Read beside GAO’s AI Accountability Framework, the NIST AI Risk Management Framework, and current OMB guidance, the catalog shows a federal model built on measured rollout and visible controls. That model does not erase uncertainty, especially around generative systems and prototype tools. What it does show, plainly, is that the most persuasive government AI programs are the ones that can describe exactly what the system does, where it fits, how mature it is, and why a human reviewer still matters.
Appendix: Top 10 Questions Answered in This Article
What does GAO’s Artificial Intelligence Use Cases page contain?
The page lists 10 internal GAO uses of artificial intelligence as of March 2026. Each entry identifies the business function, expected benefits, maturity phase, and underlying techniques. That makes it a practical inventory rather than a promotional summary.
Why is GAO’s list more informative than a general AI strategy statement?
A strategy statement often stays at the level of ambition or policy language. GAO’s list names actual tools and connects them to tasks such as audit support, text grouping, document extraction, and staff assistance. That level of detail makes it easier to judge whether the work is real and where it stands.
Which GAO AI uses are already operational?
Operational uses include the Federal Audit Clearinghouse Exploration Tool, Topic Modeling, Computer-Readable Formatting, Legislative Mandates, and the GAO Employee Experience Survey tool. These are mostly bounded applications tied to search, extraction, grouping, and summarization. Their outputs are easier for staff to inspect and verify.
How does GAO use generative AI internally?
GAO lists a Generative AI Tool for GAO Staff as a late-stage prototype. Its stated purpose is to support operational and audit efficiencies and improve knowledge management through a central access point for important data sources. GAO’s public descriptions place it in a support role rather than a final decision role.
What does the maturity phase tell a reader?
The maturity phase shows whether a use case is operational, in prototype form, or still under exploration. That helps separate established workflows from experiments. It also shows that GAO is not treating every AI project as equally ready for day-to-day reliance.
Why do text-heavy tasks dominate the GAO catalog?
GAO’s mission depends heavily on statutes, audit records, survey responses, reports, and public comments. AI tools that search, summarize, and organize large text collections can reduce manual effort without removing human review. Those uses fit naturally into oversight work.
What makes the Legislative Mandates use case important?
It helps GAO identify legislation that directs the office to perform an audit or review and then summarizes the surrounding context. That can speed intake and reduce the chance that mandate language is missed in long bills or legislative packages. It also helps identify overlap or duplication.
How does GAO’s catalog relate to federal AI governance?
The catalog sits alongside federal guidance that expects agencies to document controls and manage risk.
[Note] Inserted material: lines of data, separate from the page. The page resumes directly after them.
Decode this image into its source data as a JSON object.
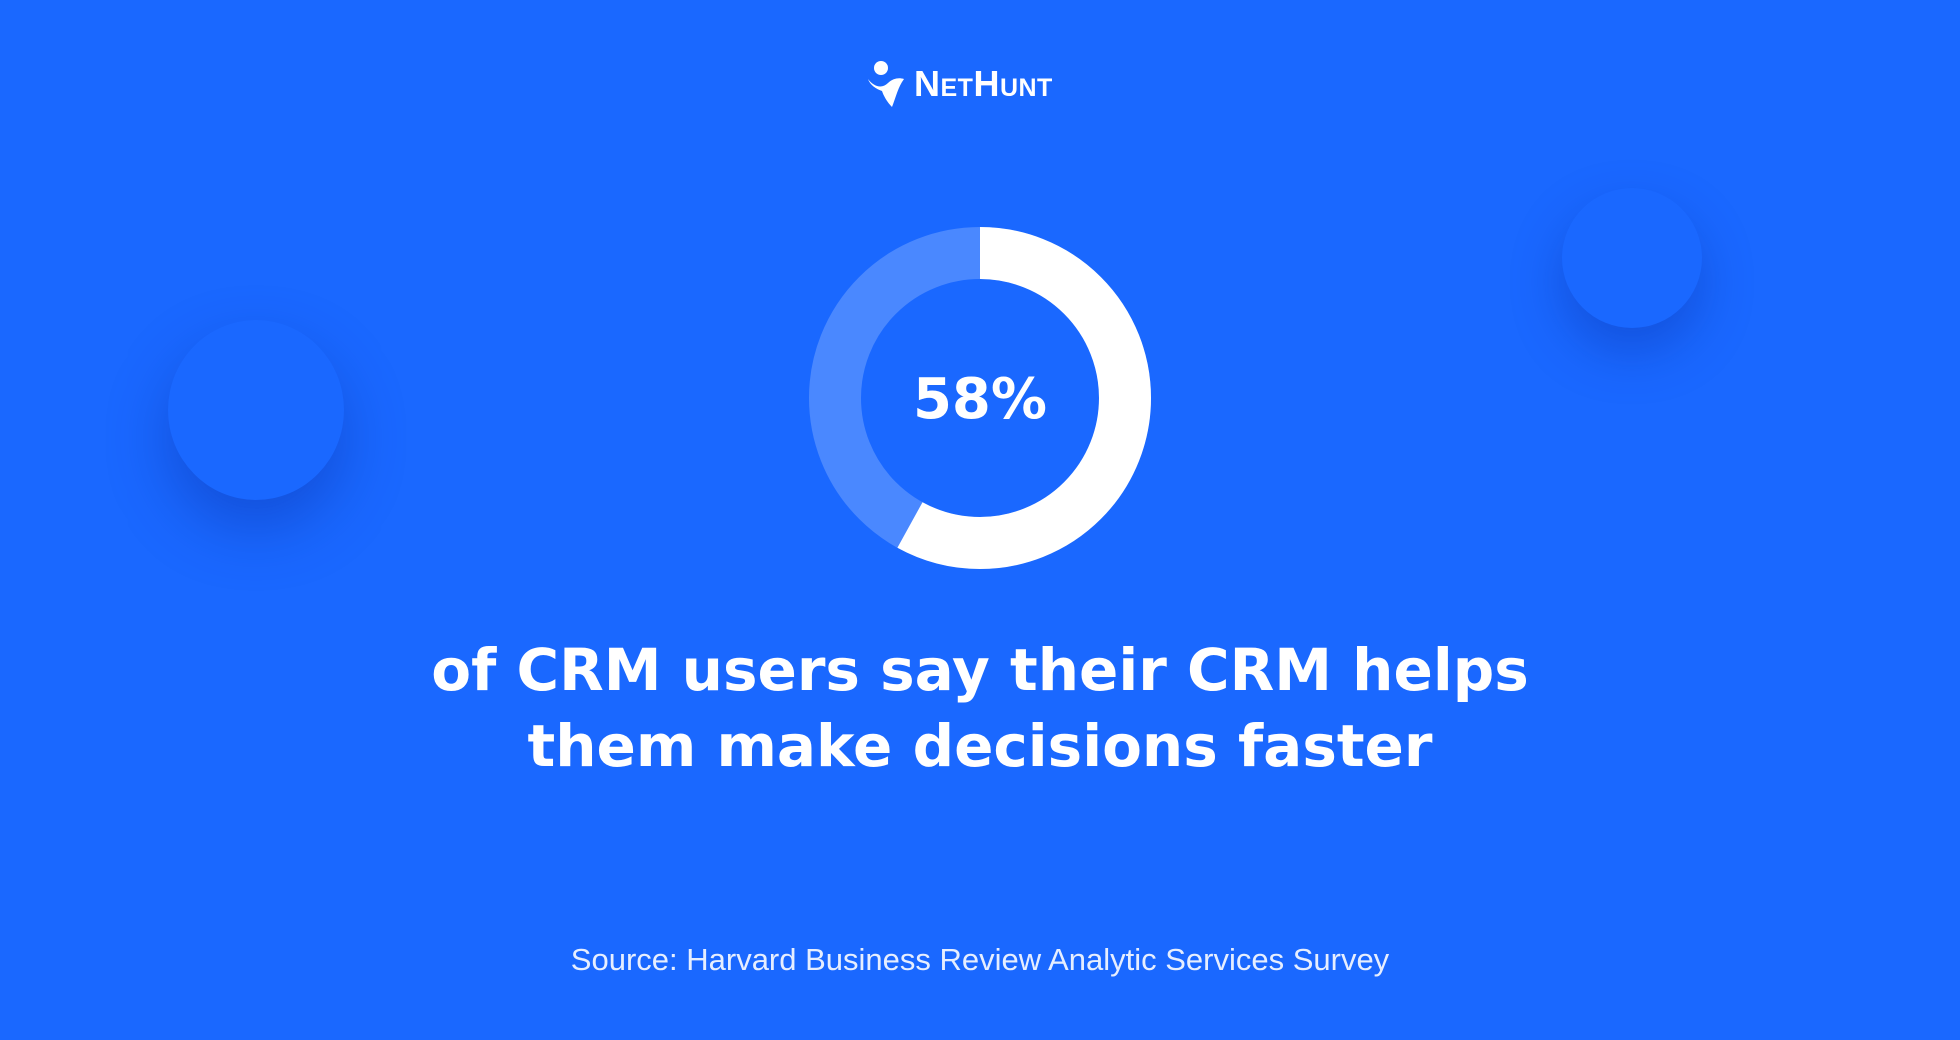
{
  "brand": {
    "logo_text": "NetHunt",
    "logo_icon": "nethunt-figure-icon"
  },
  "colors": {
    "background": "#1a68ff",
    "donut_fill": "#ffffff",
    "donut_track": "#4a88ff",
    "text": "#ffffff"
  },
  "chart_data": {
    "type": "pie",
    "style": "donut",
    "center_label": "58%",
    "slices": [
      {
        "value": 58
      },
      {
        "value": 42
      }
    ],
    "title": "",
    "legend": "none"
  },
  "headline": {
    "line1": "of CRM users say their CRM helps",
    "line2": "them make decisions faster"
  },
  "source": "Source: Harvard Business Review Analytic Services Survey"
}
GAO’s own accountability framework and NIST’s risk management framework both emphasize governance, data quality, performance, and monitoring. The catalog shows what that looks like in a working agency portfolio.
Does the GAO page suggest that government AI is replacing expert staff?
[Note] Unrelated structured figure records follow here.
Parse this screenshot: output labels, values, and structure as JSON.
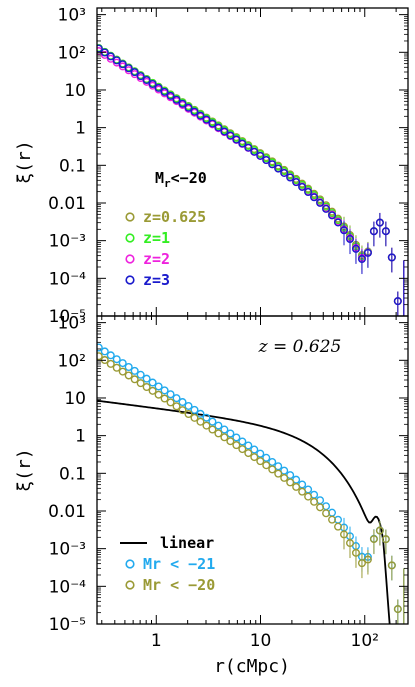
{
  "chart_data": [
    {
      "type": "scatter",
      "ylabel": "ξ(r)",
      "xlabel": "",
      "xscale": "log",
      "yscale": "log",
      "xlim": [
        0.27,
        260
      ],
      "ylim": [
        1e-05,
        1500
      ],
      "x_ticks": [
        "1",
        "10",
        "10²"
      ],
      "y_ticks": [
        "10⁻⁵",
        "10⁻⁴",
        "10⁻³",
        "0.01",
        "0.1",
        "1",
        "10",
        "10²",
        "10³"
      ],
      "annotation": "Mr<−20",
      "annotation_sub": "r",
      "legend_placement": "lower-left",
      "series": [
        {
          "name": "z=0.625",
          "color": "#9a9a35",
          "power_law": {
            "r0": 4.3,
            "gamma": 1.78
          },
          "cutoff": 60,
          "bao": true
        },
        {
          "name": "z=1",
          "color": "#33ee22",
          "power_law": {
            "r0": 4.2,
            "gamma": 1.8
          },
          "cutoff": 60,
          "bao": true
        },
        {
          "name": "z=2",
          "color": "#ee22dd",
          "power_law": {
            "r0": 3.9,
            "gamma": 1.78
          },
          "cutoff": 60,
          "bao": true
        },
        {
          "name": "z=3",
          "color": "#1a1acc",
          "power_law": {
            "r0": 4.0,
            "gamma": 1.82
          },
          "cutoff": 60,
          "bao": true
        }
      ]
    },
    {
      "type": "scatter",
      "ylabel": "ξ(r)",
      "xlabel": "r(cMpc)",
      "xscale": "log",
      "yscale": "log",
      "xlim": [
        0.27,
        260
      ],
      "ylim": [
        1e-05,
        1500
      ],
      "x_ticks": [
        "1",
        "10",
        "10²"
      ],
      "y_ticks": [
        "10⁻⁵",
        "10⁻⁴",
        "10⁻³",
        "0.01",
        "0.1",
        "1",
        "10",
        "10²",
        "10³"
      ],
      "annotation": "z = 0.625",
      "legend_placement": "lower-left",
      "series": [
        {
          "name": "linear",
          "color": "#000000",
          "kind": "line"
        },
        {
          "name": "Mr < −21",
          "color": "#22aaee",
          "kind": "points",
          "power_law": {
            "r0": 5.6,
            "gamma": 1.8
          }
        },
        {
          "name": "Mr < −20",
          "color": "#9a9a35",
          "kind": "points",
          "power_law": {
            "r0": 4.3,
            "gamma": 1.78
          }
        }
      ]
    }
  ]
}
No. The listed systems mostly support analysts, auditors, editors, and support teams by reducing search time and organizing information. The pattern suggests augmentation of expert work rather than wholesale substitution.
What broader lesson does the GAO catalog offer for other agencies?
It suggests that the most workable public-sector AI projects start with narrow, high-volume tasks that can be checked by humans. Search, classification, extraction, and summarization usually provide clearer returns than open-ended automation. Agencies that describe tools with that level of specificity are easier to trust and easier to evaluate.